Z_bar: mean topic assignments of posterior distribution of text regression features.
ω: mean of posterior distribution for regression coefficients from last M-step.
mse_oos: the MSE of predicted response variables (will be zero if y not included as a key-word argument.
docs: document-topic assignments from the last iteration of Gibbs sampling.
topics: topic-vocabulary assignments from the last iteration of Gibbs sampling.

Visualisation

The core function for visualisation is BTR_plot, which generates a box-plot illustrating the posterior distribution for the regression coefficients and the most heavily weighted words in the corresponding topic-vocabulary distribution.

function BTR_plot(β::Array{Float64,2}, ω_post::Array{Float64,2};
    nwords::Int64 = 10, plt_title::String = "", left_mar::Int64 = 7,
    fontsize::Int64 = 6, title_size::Int64 = 14,
    interactions::Array{Int64,1}=Array{Int64,1}([]))
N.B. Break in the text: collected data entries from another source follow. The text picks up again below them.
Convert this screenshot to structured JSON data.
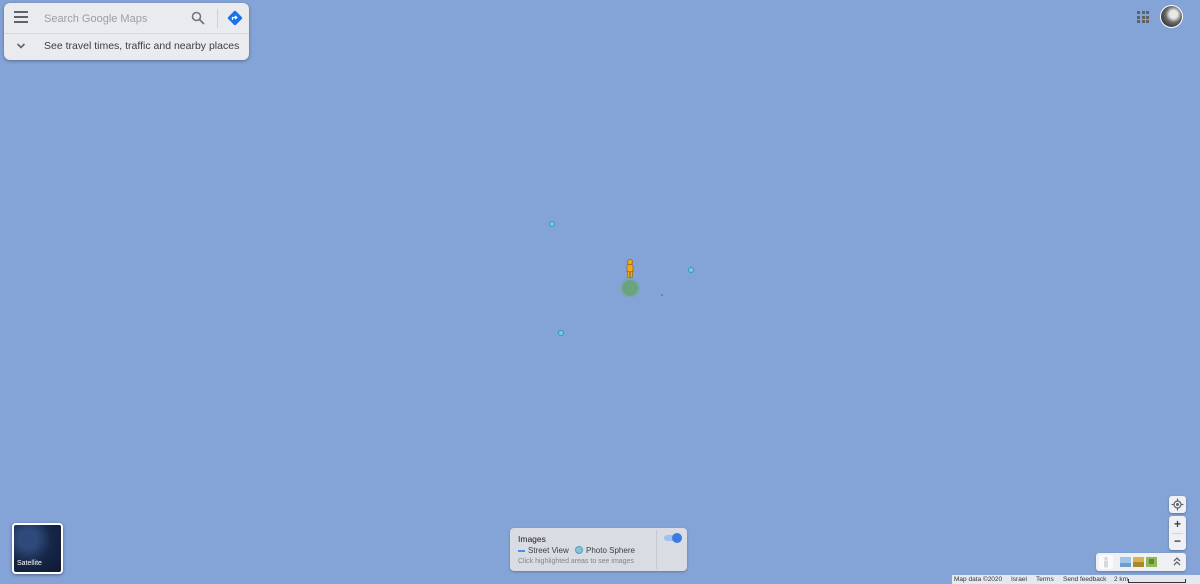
{
  "search": {
    "placeholder": "Search Google Maps",
    "travel_prompt": "See travel times, traffic and nearby places"
  },
  "icons": {
    "menu": "menu-icon",
    "search": "search-icon",
    "directions": "directions-icon",
    "apps": "apps-grid-icon",
    "chevron": "chevron-down-icon",
    "pegman": "pegman-icon",
    "location": "my-location-icon",
    "expand": "expand-icon"
  },
  "layers": {
    "satellite_label": "Satellite"
  },
  "images_panel": {
    "title": "Images",
    "street_view": "Street View",
    "photo_sphere": "Photo Sphere",
    "hint": "Click highlighted areas to see images",
    "toggle_on": true
  },
  "zoom": {
    "in": "+",
    "out": "−"
  },
  "footer": {
    "map_data": "Map data ©2020",
    "region": "Israel",
    "terms": "Terms",
    "feedback": "Send feedback",
    "scale": "2 km"
  },
  "colors": {
    "water": "#84a3d6",
    "accent": "#3d7be0",
    "photo_sphere": "#20a0c8",
    "pegman": "#f0a81c"
  }
}
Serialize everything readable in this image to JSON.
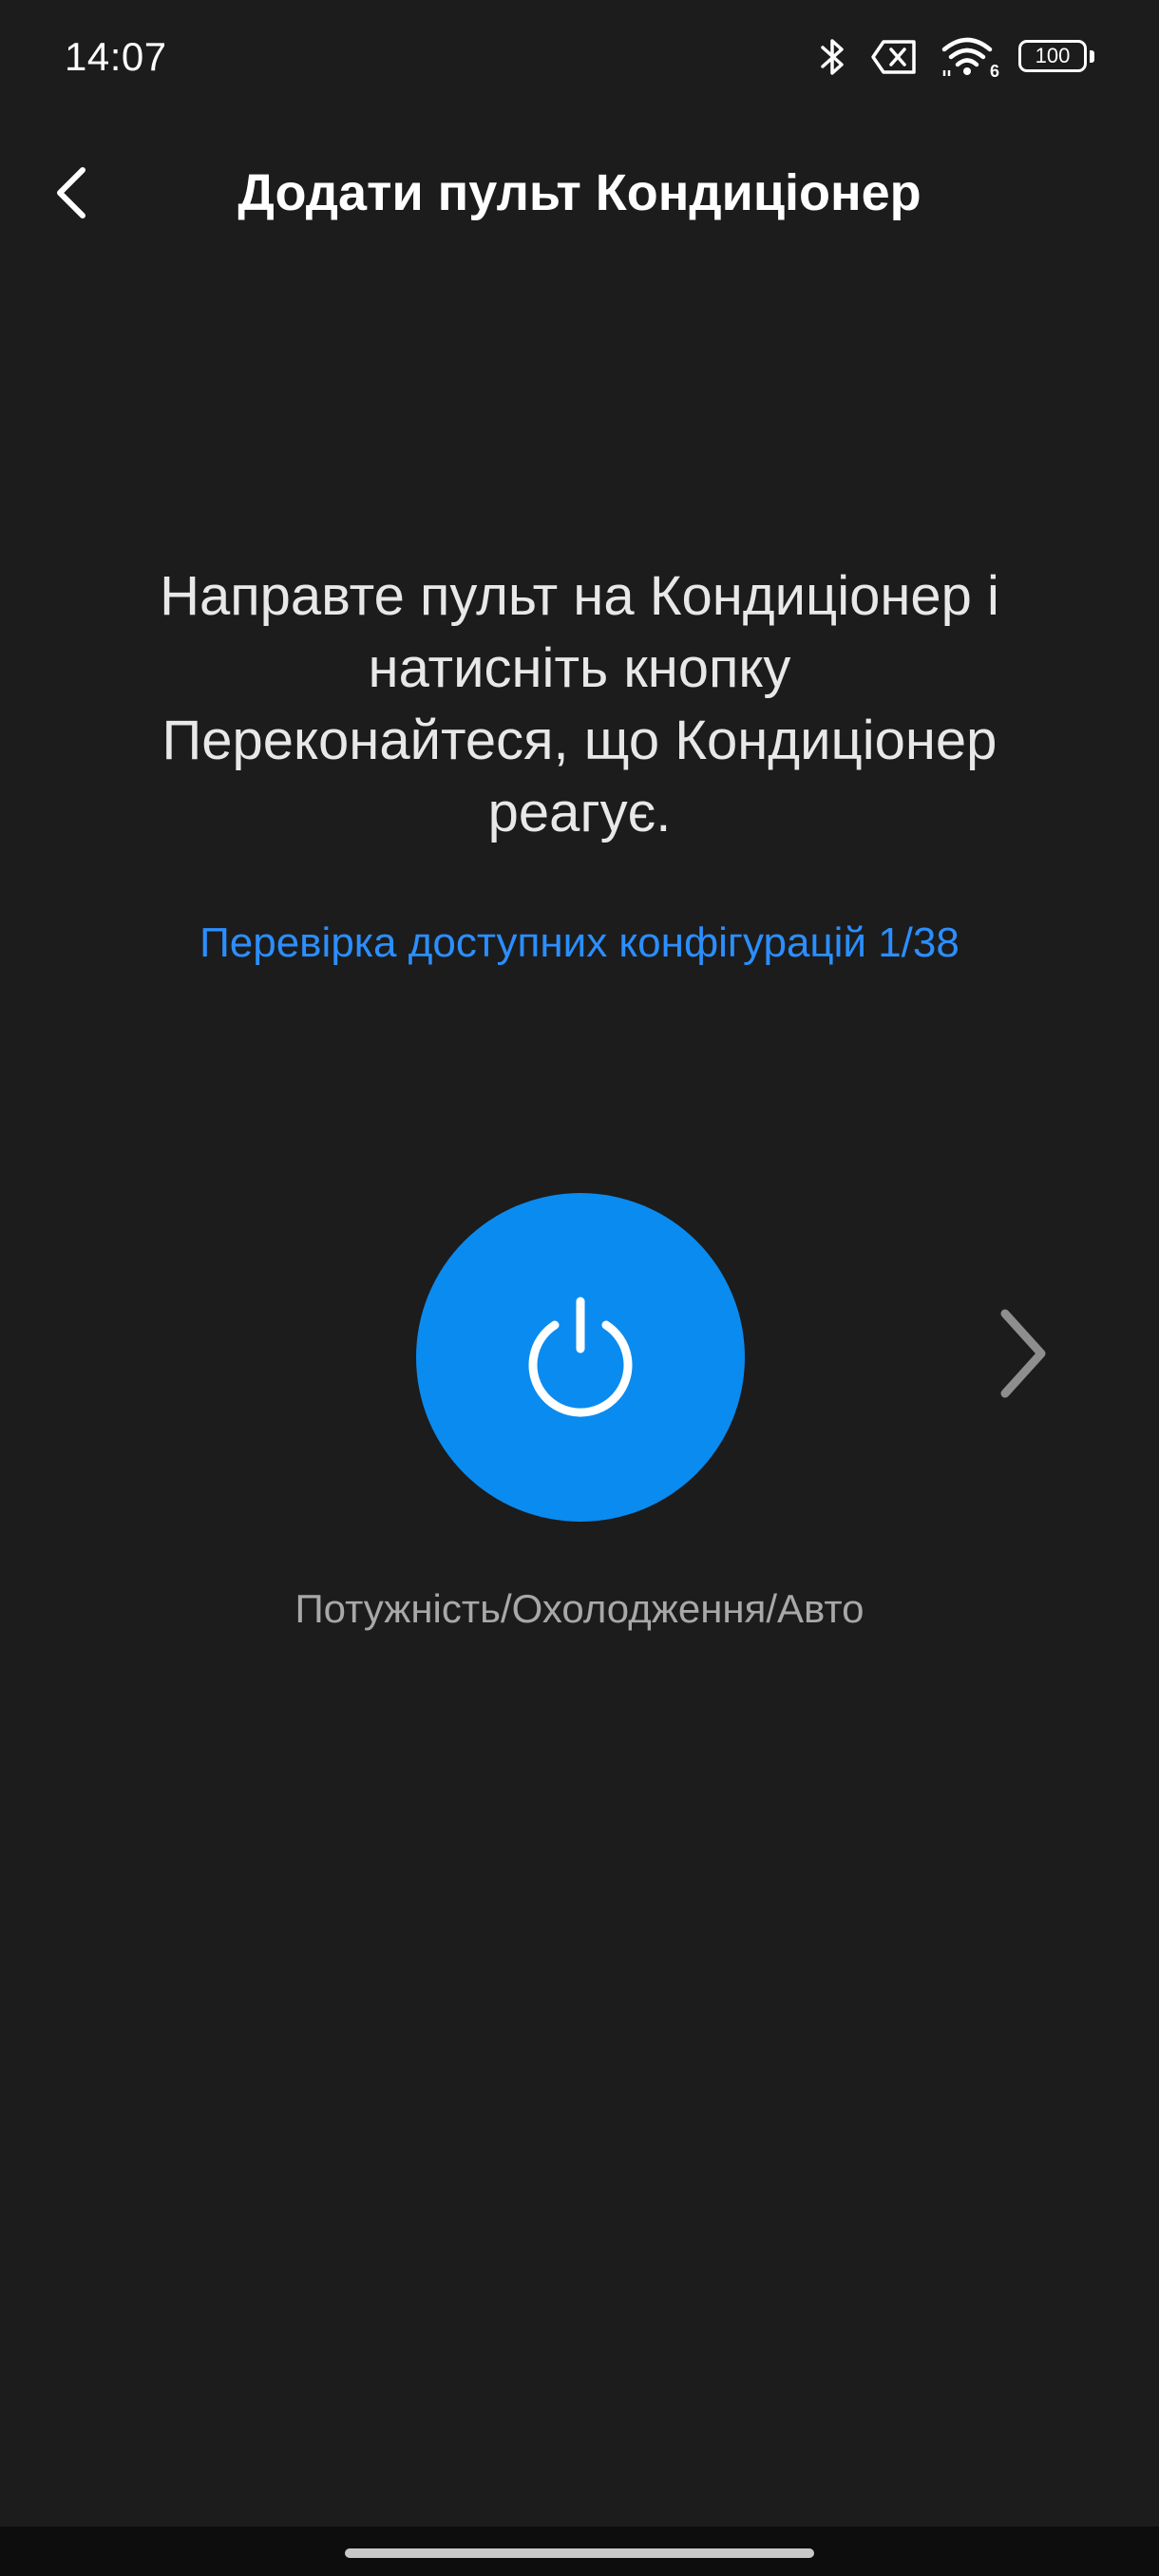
{
  "status_bar": {
    "time": "14:07",
    "battery_level": "100",
    "wifi_label": "6",
    "icons": [
      "bluetooth-icon",
      "sim-off-icon",
      "wifi-icon",
      "battery-icon"
    ]
  },
  "header": {
    "title": "Додати пульт Кондиціонер",
    "back_icon": "chevron-left-icon"
  },
  "instruction": {
    "lines": [
      "Направте пульт на Кондиціонер і",
      "натисніть кнопку",
      "Переконайтеся, що Кондиціонер",
      "реагує."
    ]
  },
  "progress": {
    "text": "Перевірка доступних конфігурацій 1/38"
  },
  "remote_button": {
    "icon": "power-icon",
    "label": "Потужність/Охолодження/Авто",
    "color": "#0a8bf0"
  },
  "next": {
    "icon": "chevron-right-icon"
  },
  "colors": {
    "background": "#1c1c1c",
    "accent": "#2b8fff",
    "muted_text": "#a8a8a8"
  }
}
The image below illustrates this for an example using Yelp reviews. We can see that some topics are generally associated with more positive reviews (e.g. topic 8 which puts a high weight on terms like "time", "recommend" and "amaz"), while other topics are generally associated with more negative reviews (e.g. topic 1 which puts a high weight on terms like "wait", "lobster" and "time". Note that this example also shows an attractive feature of using a topic modelling framework for text feature extraction: the term "time" has a positive meaning when it appears with "amaz", but a negative meaning when it appears with "wait".

You can use the key-word arguments to add a title to the plot and control the number of terms and font size of the labels. It is also possible to include coefficients for one set of interaction terms using the interactions argument, which works in the same way as for BTR_EMGibbs.
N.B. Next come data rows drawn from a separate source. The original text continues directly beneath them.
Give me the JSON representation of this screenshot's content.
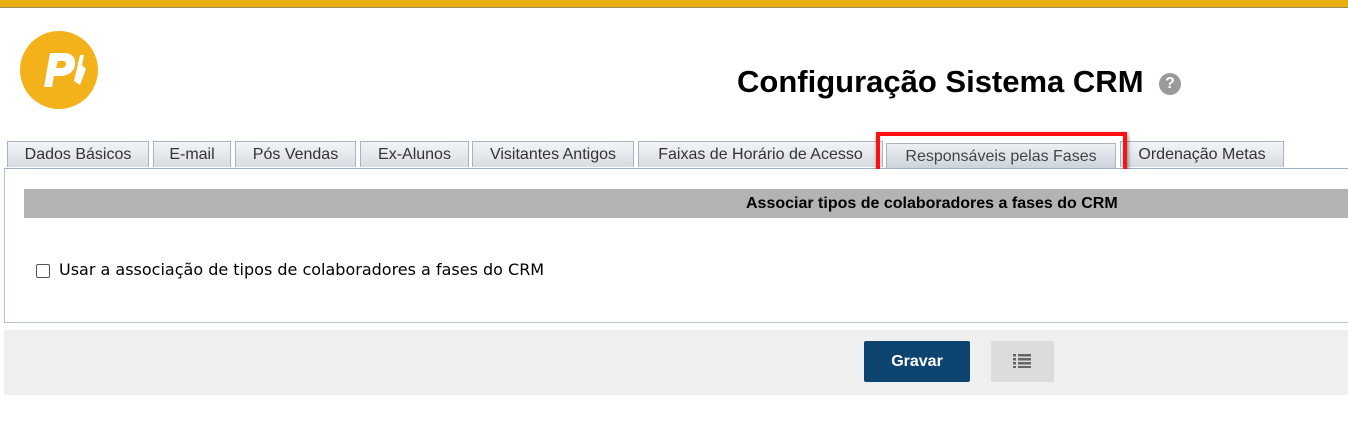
{
  "header": {
    "title": "Configuração Sistema CRM",
    "help_icon": "help-icon",
    "logo_icon": "pacto-logo"
  },
  "tabs": [
    {
      "label": "Dados Básicos",
      "active": false
    },
    {
      "label": "E-mail",
      "active": false
    },
    {
      "label": "Pós Vendas",
      "active": false
    },
    {
      "label": "Ex-Alunos",
      "active": false
    },
    {
      "label": "Visitantes Antigos",
      "active": false
    },
    {
      "label": "Faixas de Horário de Acesso",
      "active": false
    },
    {
      "label": "Responsáveis pelas Fases",
      "active": true
    },
    {
      "label": "Ordenação Metas",
      "active": false
    }
  ],
  "section": {
    "title": "Associar tipos de colaboradores a fases do CRM",
    "checkbox_label": "Usar a associação de tipos de colaboradores a fases do CRM",
    "checkbox_checked": false
  },
  "footer": {
    "save_label": "Gravar",
    "list_icon": "list-icon"
  },
  "colors": {
    "top_bar": "#e8b011",
    "highlight": "#ff1010",
    "save_button": "#0e4470",
    "section_header": "#b3b3b3"
  }
}
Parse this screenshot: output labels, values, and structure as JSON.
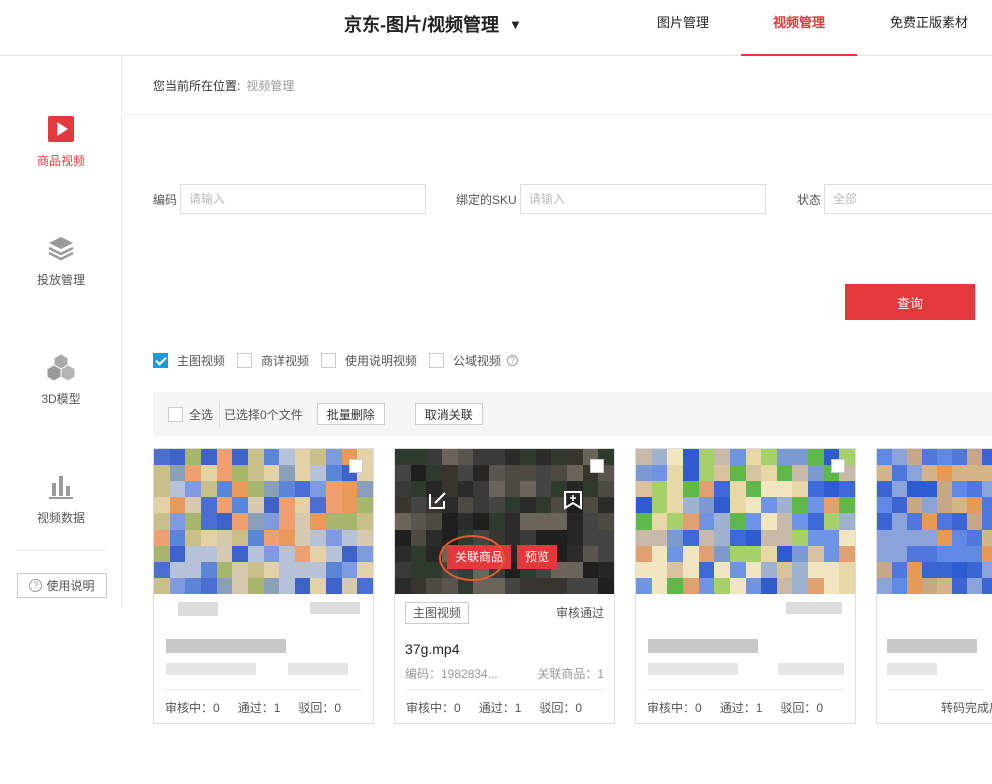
{
  "header": {
    "brand": "京东-图片/视频管理",
    "brand_caret": "▼",
    "tabs": [
      "图片管理",
      "视频管理",
      "免费正版素材"
    ],
    "active_tab": "视频管理",
    "accent": "#e4393c"
  },
  "sidebar": {
    "items": [
      {
        "label": "商品视频",
        "icon": "video-camera-icon",
        "active": true
      },
      {
        "label": "投放管理",
        "icon": "layers-icon"
      },
      {
        "label": "3D模型",
        "icon": "cubes-icon"
      },
      {
        "label": "视频数据",
        "icon": "bar-chart-icon"
      }
    ],
    "help_label": "使用说明"
  },
  "breadcrumb": {
    "prefix": "您当前所在位置:",
    "current": "视频管理"
  },
  "filters": {
    "code_label": "编码",
    "code_placeholder": "请输入",
    "sku_label": "绑定的SKU",
    "sku_placeholder": "请输入",
    "status_label": "状态",
    "status_value": "全部",
    "query_label": "查询"
  },
  "video_types": [
    {
      "label": "主图视频",
      "checked": true
    },
    {
      "label": "商详视频",
      "checked": false
    },
    {
      "label": "使用说明视频",
      "checked": false
    },
    {
      "label": "公域视频",
      "checked": false
    }
  ],
  "info_icon": "?",
  "toolbar": {
    "select_all": "全选",
    "selected_count": "已选择0个文件",
    "bulk_delete": "批量删除",
    "unlink": "取消关联"
  },
  "cards": [
    {
      "stats": [
        "审核中：0",
        "通过：1",
        "驳回：0"
      ]
    },
    {
      "badge": "主图视频",
      "status": "审核通过",
      "filename": "37g.mp4",
      "code": "编码：1982834...",
      "linked": "关联商品：1",
      "link_btn": "关联商品",
      "preview_btn": "预览",
      "stats": [
        "审核中：0",
        "通过：1",
        "驳回：0"
      ]
    },
    {
      "stats": [
        "审核中：0",
        "通过：1",
        "驳回：0"
      ]
    },
    {
      "convert_status": "转码完成后"
    }
  ]
}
There is a similar function, synth_data_plot, for the 3 topic synthetic example generated by the synthetic_example.jl file. Rather than label each topic with the most heavily weighted terms, this produces a heatmap. See the synthetic_example.jl and synthetic_example.txt files for more on this.
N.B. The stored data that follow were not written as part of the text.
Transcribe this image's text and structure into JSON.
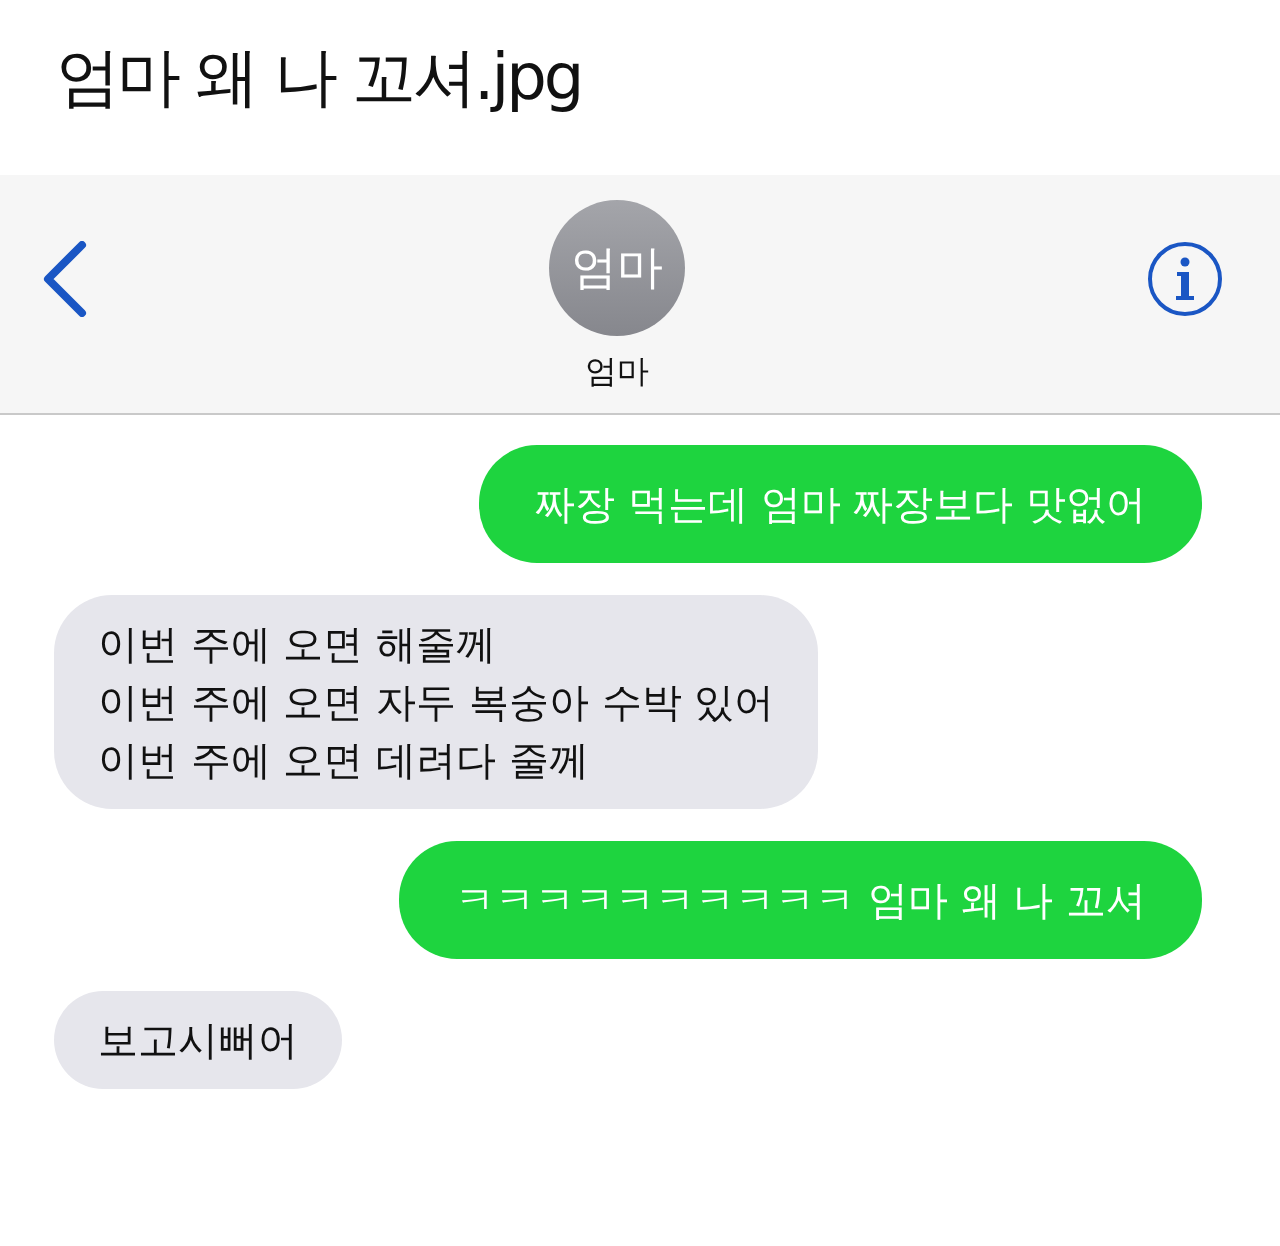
{
  "page_title": "엄마 왜 나 꼬셔.jpg",
  "header": {
    "avatar_text": "엄마",
    "contact_name": "엄마"
  },
  "messages": [
    {
      "kind": "sent",
      "lines": [
        "짜장 먹는데 엄마 짜장보다 맛없어"
      ]
    },
    {
      "kind": "received",
      "lines": [
        "이번 주에 오면 해줄께",
        "이번 주에 오면 자두 복숭아 수박 있어",
        "이번 주에 오면 데려다 줄께"
      ]
    },
    {
      "kind": "sent",
      "lines": [
        "ㅋㅋㅋㅋㅋㅋㅋㅋㅋㅋ 엄마 왜 나 꼬셔"
      ]
    },
    {
      "kind": "received",
      "lines": [
        "보고시뻐어"
      ]
    }
  ]
}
Organisation of src folder

The files in the src folder is organised as follows:

BTR.jl imports dependencies, defines the structures used throughout and runs the other files in the folder.
BTR_aux_functions.jl defines several auxilliary functions, particularly those used to generate synthetic data and visualise results.
BTR_Gibbs.jl defines the BTR_Gibbs function described above.
BTR_EMGibbs.jl defines the BTR_EMGibbs function described above.
BTR_EMGibbs_paras.jl defines the BTR_EMGibbs_paras function described above.
BTR_Gibbs_predict.jl defines the BTR_Gibbs_predict function described above.
LDA_Gibbs.jl defines the LDA_Gibbs function described above.
LDA_Gibbs_predict.jl defines the LDA_Gibbs_predict function described above.
BTR_Gibbs_predict_paras.jl defines the BTR_Gibbs_predict_paras function described above.
BTR_sentiment.jl imports sentiment dictionaries from LoughranMcDonald_lists.csv and HarvardIV_lists.csv, and defines a function to compute word counts using these dictionaries.
LoughranMcDonald_lists.csv includes sentiment dictionaries from Loughran and McDonald (2011)
HarvardIV_lists.csv includes sentiment dictionaries from Harvard Gerenal Inquirer dictionaries.